I’m using the lbpcascade face detector for this example because it runs quickly on the EV3 CPU and gives reasonable (but not great) accuracy. You will need to copy the file lbpcascade_frontalface.xml from the opencv/data/lbpcascades directory into the same directory on the EV3 as the jar file you are running (usually into /home/lejos/programs).

That’s a lot of parameters. So what do they all mean?

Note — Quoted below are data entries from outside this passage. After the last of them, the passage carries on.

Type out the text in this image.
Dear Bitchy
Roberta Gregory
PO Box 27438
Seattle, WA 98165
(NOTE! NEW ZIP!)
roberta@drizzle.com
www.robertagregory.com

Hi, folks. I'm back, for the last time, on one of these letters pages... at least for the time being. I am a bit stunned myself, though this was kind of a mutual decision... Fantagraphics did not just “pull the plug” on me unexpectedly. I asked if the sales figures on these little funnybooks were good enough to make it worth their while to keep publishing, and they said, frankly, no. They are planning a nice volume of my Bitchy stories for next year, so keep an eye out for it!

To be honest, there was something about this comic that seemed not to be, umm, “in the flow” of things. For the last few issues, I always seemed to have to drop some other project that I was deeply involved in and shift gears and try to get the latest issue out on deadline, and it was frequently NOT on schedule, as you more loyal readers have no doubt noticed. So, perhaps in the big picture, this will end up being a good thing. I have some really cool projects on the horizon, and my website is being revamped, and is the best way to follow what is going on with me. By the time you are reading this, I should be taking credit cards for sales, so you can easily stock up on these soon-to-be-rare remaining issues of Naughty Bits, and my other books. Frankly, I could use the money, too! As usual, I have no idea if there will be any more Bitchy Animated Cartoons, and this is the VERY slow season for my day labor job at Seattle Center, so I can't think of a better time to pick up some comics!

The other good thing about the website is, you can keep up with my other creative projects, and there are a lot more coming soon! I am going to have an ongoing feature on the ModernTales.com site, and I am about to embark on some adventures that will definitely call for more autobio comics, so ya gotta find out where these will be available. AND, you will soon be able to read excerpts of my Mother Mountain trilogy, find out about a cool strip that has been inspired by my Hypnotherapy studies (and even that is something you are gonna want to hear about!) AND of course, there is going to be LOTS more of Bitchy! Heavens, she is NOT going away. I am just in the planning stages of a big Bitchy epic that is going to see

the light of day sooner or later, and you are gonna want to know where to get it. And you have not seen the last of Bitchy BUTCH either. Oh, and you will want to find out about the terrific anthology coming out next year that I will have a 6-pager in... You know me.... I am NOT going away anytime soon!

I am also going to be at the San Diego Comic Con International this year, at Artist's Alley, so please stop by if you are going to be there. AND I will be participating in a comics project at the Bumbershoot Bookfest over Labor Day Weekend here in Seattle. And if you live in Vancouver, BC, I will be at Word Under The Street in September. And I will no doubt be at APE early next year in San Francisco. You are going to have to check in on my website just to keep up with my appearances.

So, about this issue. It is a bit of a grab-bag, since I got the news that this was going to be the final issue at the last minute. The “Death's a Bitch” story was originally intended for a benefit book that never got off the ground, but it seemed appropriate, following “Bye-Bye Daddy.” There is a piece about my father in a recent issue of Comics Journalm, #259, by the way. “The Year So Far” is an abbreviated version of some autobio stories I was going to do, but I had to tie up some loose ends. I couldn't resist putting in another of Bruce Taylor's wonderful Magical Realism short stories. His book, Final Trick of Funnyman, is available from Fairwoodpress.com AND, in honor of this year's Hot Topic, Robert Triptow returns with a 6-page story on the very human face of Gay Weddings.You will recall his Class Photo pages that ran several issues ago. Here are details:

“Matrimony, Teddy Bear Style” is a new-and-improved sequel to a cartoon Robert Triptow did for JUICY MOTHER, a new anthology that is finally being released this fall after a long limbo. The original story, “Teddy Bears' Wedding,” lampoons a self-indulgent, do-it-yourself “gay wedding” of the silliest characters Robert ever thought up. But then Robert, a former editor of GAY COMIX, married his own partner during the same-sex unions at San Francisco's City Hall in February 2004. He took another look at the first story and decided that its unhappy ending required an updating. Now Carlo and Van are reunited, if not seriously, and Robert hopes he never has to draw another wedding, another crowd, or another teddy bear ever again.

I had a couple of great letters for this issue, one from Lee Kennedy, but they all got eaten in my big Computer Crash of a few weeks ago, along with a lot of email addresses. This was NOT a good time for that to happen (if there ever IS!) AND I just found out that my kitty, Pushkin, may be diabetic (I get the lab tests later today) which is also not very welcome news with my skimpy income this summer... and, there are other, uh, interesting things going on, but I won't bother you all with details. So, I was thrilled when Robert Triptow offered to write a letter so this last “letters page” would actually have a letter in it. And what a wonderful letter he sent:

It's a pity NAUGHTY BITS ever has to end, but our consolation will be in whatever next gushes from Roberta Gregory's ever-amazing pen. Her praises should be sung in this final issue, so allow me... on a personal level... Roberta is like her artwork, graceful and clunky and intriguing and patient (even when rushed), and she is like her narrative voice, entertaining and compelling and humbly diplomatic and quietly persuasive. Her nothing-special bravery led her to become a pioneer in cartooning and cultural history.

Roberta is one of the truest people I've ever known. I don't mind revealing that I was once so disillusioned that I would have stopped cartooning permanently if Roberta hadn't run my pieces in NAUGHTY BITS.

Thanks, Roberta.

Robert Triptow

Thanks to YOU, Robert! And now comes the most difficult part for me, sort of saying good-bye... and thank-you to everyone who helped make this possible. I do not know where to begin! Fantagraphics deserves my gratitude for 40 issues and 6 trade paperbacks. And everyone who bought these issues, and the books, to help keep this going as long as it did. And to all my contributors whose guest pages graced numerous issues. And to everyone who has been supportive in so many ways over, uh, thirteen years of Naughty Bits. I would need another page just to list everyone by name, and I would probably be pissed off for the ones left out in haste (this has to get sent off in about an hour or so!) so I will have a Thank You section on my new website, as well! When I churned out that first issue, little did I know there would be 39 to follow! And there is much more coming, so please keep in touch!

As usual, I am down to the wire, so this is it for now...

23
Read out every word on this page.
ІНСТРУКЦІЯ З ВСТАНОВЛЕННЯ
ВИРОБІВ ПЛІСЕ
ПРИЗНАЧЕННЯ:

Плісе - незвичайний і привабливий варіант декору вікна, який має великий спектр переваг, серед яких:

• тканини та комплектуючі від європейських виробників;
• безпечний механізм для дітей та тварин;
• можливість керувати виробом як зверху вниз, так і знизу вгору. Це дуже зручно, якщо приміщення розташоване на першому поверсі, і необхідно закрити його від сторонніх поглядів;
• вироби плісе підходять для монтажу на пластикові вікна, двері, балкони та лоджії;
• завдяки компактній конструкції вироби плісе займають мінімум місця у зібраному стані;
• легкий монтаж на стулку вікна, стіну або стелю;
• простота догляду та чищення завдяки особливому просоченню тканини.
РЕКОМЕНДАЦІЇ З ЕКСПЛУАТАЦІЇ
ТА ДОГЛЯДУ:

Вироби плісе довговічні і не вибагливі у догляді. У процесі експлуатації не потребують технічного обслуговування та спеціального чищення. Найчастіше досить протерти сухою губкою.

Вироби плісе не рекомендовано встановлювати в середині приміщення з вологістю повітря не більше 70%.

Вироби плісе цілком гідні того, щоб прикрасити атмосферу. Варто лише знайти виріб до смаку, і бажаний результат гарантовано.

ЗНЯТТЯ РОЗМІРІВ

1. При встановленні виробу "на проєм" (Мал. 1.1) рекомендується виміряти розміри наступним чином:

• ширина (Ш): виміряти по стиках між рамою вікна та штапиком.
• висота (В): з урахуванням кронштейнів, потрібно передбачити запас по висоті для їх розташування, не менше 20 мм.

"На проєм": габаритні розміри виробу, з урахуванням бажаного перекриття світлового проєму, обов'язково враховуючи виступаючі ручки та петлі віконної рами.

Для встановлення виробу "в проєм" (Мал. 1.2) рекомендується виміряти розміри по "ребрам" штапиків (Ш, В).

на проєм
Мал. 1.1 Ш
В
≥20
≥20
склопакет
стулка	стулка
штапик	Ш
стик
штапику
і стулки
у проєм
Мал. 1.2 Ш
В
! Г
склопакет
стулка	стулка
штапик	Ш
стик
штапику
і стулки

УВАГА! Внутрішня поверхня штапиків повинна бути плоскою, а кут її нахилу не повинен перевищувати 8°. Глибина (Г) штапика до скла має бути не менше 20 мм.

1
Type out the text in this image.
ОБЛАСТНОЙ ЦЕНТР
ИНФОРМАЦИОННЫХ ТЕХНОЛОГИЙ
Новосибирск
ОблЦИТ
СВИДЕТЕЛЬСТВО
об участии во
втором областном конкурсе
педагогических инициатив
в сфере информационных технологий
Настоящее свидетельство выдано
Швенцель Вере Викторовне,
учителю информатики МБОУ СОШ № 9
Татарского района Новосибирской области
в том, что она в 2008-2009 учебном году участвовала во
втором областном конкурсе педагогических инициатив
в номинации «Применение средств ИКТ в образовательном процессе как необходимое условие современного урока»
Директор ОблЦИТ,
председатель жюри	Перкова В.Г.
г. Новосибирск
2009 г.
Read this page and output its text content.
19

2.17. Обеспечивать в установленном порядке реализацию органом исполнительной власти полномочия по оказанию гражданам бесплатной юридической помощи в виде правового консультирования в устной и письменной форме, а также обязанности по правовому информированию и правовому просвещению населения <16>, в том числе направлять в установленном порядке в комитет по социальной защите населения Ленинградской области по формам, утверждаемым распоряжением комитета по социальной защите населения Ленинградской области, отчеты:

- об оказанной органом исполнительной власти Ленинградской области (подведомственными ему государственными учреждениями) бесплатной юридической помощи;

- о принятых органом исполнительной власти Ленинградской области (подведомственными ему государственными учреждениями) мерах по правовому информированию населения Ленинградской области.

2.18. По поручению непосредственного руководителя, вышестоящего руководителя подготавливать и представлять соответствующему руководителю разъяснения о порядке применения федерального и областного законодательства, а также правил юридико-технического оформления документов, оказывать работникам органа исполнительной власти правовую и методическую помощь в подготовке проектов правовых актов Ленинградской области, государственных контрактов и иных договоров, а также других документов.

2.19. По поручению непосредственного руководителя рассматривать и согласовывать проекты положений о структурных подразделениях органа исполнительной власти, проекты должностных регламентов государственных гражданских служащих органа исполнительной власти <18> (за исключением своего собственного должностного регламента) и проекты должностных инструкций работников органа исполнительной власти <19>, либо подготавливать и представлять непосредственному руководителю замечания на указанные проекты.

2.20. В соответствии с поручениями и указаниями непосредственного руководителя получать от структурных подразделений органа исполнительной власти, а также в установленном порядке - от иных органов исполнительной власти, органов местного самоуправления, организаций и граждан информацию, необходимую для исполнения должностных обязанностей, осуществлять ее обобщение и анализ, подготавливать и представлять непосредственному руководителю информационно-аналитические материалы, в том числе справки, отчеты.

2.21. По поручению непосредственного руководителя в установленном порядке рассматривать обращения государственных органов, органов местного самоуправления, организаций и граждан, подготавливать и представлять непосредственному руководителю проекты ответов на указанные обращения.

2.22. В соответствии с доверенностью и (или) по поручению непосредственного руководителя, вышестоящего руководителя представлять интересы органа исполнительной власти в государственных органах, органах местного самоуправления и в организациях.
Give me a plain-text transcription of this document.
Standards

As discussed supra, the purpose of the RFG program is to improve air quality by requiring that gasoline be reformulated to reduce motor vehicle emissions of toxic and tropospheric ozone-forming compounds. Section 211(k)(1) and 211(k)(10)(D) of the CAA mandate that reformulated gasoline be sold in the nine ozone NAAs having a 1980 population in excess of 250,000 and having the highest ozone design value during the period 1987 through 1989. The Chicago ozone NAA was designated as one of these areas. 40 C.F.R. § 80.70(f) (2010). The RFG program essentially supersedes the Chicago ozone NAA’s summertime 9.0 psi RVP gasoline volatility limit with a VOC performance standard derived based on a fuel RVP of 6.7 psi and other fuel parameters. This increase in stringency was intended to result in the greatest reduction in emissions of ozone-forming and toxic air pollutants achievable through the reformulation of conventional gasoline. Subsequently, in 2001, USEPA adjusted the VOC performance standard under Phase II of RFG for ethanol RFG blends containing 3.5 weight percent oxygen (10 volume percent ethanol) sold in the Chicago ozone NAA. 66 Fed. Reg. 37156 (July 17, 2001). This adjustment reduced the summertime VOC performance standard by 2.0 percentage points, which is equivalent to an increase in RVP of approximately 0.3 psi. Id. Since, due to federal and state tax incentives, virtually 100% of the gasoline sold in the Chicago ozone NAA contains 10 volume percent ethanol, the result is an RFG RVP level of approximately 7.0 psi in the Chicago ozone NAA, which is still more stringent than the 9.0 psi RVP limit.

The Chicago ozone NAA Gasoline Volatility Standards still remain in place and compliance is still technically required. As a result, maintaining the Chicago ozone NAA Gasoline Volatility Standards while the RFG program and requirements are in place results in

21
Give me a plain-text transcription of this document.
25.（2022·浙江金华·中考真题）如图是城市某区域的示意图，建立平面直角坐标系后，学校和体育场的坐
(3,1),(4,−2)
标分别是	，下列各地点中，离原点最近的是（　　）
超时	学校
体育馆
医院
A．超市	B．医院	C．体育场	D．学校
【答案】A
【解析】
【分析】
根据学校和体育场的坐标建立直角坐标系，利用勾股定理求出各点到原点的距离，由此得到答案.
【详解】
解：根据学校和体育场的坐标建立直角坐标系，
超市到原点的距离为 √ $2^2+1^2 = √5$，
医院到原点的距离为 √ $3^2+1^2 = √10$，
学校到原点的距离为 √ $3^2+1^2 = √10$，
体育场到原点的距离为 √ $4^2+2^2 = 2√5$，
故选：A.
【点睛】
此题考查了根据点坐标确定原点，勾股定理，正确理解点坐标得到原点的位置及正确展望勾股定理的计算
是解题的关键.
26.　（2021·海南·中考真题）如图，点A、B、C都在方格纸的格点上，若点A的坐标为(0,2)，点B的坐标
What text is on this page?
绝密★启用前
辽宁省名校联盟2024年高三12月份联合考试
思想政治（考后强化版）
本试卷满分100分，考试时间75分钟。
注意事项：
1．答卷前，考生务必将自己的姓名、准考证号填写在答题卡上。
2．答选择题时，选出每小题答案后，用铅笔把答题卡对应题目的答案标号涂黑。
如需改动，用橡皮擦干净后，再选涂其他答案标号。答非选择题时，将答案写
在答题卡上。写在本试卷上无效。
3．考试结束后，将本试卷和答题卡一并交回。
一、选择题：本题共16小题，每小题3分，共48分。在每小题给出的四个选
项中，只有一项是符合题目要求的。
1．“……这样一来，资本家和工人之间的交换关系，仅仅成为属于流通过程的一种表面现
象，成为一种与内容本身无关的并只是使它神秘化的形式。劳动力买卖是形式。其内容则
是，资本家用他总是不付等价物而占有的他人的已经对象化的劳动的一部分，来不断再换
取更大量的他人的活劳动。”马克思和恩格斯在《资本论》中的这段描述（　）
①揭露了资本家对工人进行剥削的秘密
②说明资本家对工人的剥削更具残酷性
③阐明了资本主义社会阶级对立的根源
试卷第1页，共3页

  • mGrey: This is the input frame that we want to detect a face in. In this case it’s the grayscale image.
  • faces: A matrix of rectangles; OpenCV returns each face as a rectangle as the bounding box around where it thinks the face is located. 
  • scaleFactor: how much scaling is applied to the image. The lower the number the more accurate the detection, but as a consequence the slower it goes. I started with a value of 2.0 for scale factor, and then reduced it down to 1.8 to get better accuracy but a reasonable detection time.
  • minNeighbours: controls accuracy. I just leave this at 2
  • flags: leave this at 0
  • minSize: the minimum size for a face. I set this to 20×20 to allow small faces to be detected. 
  • maxSize: the maximum size for a face. I set it to 160×120 in case the face takes up the whole image.

Interpreting the output and Drawing faces

Once you’ve run detectMultiScale() you’ll need to find the faces, if any were detected. But how? Recall the output is stored in the faces matrix, so we convert that into an array and see if it has any elements in it. If it does we iterate over each element, which is a rectangle, and then draw a rectangle on the image frame so we can display it in a web browser.

int numFaces = faces.toArray().length;
if(numFaces > 0) {
  System.out.println(String.format("+++ Detected %s faces", numFaces));
 
  // each rectangle in faces is a face
  Rect[] facesArray = faces.toArray();
  for (int i = 0; i < facesArray.length; i++) {
     Rect rect = facesArray[i];
Point center= new Point(rect.x + rect.width*0.5, rect.y + rect.height*0.5 );   
Core.rectangle(frame, rect.tl(), rect.br(), new Scalar(0, 255, 0, 255), 2);
  }

What does the output look like?

I opened up a web browser and connected to my EV3 on the wifi. The images look look like this (yes I usually look like that as I’m trying to watch the screen while holding my head still 🙂

Bounding rectangle on face capture

As I mentioned face detection is very sensitive to lighting and background in an image. In this case I had to move the camera so the skylight above my head wasn’t in the image. At night I found that the lights in the room were creating highlights which confused the camera. An ideal lighting setup is to have a dull matt background with soft lights coming from behind the camera at your face.

Putting it all together

As always you can get the source code on my github account: https://github.com/markcrosbie/lejos_projects/tree/master/OpenCVTesting/src. I’ve added a quick way to play around with the minNeighbours, scaleFactor and classifier type parameters on the command line. You can run the code as 

jrun -cp HTTPFaceDetect.jar HTTPFaceDetect <minNeighbours> <scale> <l/h>
for example
jrun -cp HTTPFaceDetect.jar HTTPFaceDetect 1 2 l

Will give very fast but not accurate detection, whereas:

jrun -cp HTTPFaceDetect.jar HTTPFaceDetect 1 1.1 h

Will be very accurate using a Haar classifier, but will be very (very) slow on the EV3. Experiment and see what works for you.